Biting every hand that's fed him, from Tupelo fans to his hometown, to the Reprise executives who were talked into releasing a double album from a largely unknown band, Tweedy proceeds to bust through one pop cliché after another. On "Monday," he adds a Jew's harp to a Stones-y riff, and then brings in a Motown horn section. On the shaky, slow country song "Red-Eyed and Blue" he sings "Alcohol," with a twang of conventional lament, and adds, "and cotton balls--drugs we can't afford on the way." If on A.M. he wanted to celebrate decadence, Being There is an ode to excess. This is an album recorded and mixed in six studios, with eight players on nearly 20 instruments; there's a gospel choir humming when you least expect it, solos straight out of Lynyrd Skynyrd, and random screeches and laughter as songs end. Tweedy sometimes even adds effects to his voice--sacrilege to old fans used to hearing him ragged and close-up.

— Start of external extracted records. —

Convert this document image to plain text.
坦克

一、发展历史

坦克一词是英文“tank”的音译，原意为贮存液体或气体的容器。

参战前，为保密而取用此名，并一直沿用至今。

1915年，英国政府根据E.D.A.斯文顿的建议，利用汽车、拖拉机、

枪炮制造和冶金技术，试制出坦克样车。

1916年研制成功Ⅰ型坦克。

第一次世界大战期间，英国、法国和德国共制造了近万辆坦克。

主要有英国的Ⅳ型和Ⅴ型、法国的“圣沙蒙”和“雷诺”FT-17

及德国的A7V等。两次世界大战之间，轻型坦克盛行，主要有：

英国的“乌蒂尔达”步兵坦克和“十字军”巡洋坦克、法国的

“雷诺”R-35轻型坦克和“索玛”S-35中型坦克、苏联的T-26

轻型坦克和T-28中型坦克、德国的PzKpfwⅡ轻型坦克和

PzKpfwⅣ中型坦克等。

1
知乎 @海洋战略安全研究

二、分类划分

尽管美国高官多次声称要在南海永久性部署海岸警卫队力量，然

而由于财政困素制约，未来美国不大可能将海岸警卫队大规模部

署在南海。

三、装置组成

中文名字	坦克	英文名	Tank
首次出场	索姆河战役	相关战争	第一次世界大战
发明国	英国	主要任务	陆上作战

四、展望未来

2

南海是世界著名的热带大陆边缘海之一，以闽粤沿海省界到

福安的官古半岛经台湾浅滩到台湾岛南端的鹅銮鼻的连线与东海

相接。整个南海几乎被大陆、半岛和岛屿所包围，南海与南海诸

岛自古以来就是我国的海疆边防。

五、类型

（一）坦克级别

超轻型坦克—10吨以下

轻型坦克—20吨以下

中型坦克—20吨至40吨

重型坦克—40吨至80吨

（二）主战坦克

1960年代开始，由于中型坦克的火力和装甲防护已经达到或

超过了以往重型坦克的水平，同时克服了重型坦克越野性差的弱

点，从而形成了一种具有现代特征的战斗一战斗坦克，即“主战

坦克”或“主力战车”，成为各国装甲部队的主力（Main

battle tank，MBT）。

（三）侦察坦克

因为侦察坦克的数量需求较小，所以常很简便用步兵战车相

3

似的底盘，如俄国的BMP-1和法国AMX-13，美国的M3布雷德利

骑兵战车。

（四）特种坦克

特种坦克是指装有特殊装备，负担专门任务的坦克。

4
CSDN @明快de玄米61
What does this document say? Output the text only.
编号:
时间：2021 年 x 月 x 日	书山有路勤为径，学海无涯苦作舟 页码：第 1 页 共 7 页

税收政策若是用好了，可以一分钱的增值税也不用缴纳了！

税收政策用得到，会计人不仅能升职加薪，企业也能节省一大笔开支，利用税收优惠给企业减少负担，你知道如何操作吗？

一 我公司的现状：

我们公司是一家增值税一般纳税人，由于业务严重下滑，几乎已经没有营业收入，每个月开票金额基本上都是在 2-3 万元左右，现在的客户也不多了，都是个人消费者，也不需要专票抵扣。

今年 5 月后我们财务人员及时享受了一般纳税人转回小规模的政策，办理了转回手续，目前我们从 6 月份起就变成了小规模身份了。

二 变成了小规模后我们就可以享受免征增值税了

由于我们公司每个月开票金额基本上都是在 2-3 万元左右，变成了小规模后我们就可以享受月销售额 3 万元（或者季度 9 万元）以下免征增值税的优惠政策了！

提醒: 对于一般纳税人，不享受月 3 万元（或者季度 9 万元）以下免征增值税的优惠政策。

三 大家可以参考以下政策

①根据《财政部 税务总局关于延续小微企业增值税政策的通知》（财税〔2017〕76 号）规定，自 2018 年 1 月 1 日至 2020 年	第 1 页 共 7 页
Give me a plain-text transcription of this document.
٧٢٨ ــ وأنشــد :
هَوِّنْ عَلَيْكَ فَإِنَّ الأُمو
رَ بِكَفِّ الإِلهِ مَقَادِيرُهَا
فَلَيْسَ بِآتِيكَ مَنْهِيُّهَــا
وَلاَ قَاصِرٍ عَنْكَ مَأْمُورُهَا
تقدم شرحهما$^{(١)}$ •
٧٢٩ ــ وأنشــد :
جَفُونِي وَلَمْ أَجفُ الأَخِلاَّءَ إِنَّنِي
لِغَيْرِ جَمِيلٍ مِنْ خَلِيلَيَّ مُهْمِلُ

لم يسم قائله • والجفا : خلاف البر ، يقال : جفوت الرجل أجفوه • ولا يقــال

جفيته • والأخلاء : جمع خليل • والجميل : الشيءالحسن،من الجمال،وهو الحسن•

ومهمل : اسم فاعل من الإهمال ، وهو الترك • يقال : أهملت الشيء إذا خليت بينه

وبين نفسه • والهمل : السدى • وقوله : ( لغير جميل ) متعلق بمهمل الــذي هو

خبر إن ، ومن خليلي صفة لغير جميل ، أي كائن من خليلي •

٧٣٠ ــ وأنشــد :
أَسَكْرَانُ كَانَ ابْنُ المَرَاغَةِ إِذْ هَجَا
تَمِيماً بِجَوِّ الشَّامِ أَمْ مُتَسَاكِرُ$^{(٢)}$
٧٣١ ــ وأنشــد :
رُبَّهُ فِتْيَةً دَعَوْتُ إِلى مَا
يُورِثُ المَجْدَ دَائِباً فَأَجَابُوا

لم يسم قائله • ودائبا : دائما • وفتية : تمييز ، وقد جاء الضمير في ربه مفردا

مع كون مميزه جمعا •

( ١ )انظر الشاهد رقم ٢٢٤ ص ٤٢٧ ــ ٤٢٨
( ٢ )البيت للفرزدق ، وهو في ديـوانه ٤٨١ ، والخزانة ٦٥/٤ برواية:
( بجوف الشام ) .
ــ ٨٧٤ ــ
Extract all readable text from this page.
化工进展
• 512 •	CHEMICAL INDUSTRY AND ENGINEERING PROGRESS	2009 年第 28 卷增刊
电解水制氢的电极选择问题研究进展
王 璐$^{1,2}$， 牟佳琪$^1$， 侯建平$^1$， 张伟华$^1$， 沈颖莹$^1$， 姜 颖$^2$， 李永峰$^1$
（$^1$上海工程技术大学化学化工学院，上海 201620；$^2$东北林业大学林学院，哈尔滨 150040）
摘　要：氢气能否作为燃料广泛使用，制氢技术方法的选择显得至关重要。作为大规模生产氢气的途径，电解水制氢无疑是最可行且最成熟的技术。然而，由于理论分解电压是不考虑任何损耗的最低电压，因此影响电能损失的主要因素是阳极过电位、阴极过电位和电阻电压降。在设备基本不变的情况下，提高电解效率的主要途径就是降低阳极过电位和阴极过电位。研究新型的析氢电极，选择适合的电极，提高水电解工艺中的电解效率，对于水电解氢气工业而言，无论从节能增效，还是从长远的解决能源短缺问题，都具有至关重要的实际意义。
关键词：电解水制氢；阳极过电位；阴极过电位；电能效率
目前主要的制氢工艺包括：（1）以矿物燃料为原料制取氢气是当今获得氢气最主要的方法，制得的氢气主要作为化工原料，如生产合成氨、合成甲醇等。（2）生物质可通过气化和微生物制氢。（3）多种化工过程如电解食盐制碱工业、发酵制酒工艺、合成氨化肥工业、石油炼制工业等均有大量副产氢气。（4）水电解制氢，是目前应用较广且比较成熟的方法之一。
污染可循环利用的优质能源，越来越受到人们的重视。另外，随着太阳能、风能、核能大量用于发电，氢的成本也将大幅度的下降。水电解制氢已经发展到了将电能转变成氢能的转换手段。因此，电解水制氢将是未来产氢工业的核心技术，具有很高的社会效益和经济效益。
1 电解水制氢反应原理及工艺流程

Nothing is sacred, and that's the point.

In the midst of all this, there are some damn good songs, and some awful ones as well. Most of the first CD is outstanding, especially the haunting "Hotel Arizona," evoking a bleak night in the desert on tour: "rental cars / with tinted windows / make us want to feel like stars." There's quite a bit of the large-hearted lover that we've heard before, always willing to turn another sentimental rhyme in the hopes that all will turn out right. After a few times around, you get the impression that Tweedy's essential style hasn't changed much from A.M., though he'd like you to think that it has. There's still part of him that wants to sing sorrowful folk-tinged songs like "Gun" and "Wait Up," only now at the bar in an old hotel in Memphis, as it were, with a drink and a full ashtray nearby.

The worst parts of this album are when Tweedy goes far afield into drunken experiments, ones that should have been outtakes from the single album this should have been. "Dreamer in my Dreams," the last song, is a ridiculous, jarring, barroom stomp, with Tweedy singing in an exhausted rasp.

Tweedy sees his story as having a few more chapters. In "Someone Else's Song," a lover accuses him of musical and romantic redundancy, but he refuses to give up--nothing is ever fully new, he seems to say, and it's ridiculous to try to be. Creatures of habit that we are, every song can be a revelation, every new love as heart-breaking as the last, if we pour every last bit of ourselves into it. Tweedy has given us everything on Being There. The least we can do is buy a drink and give him a patient, loving ear.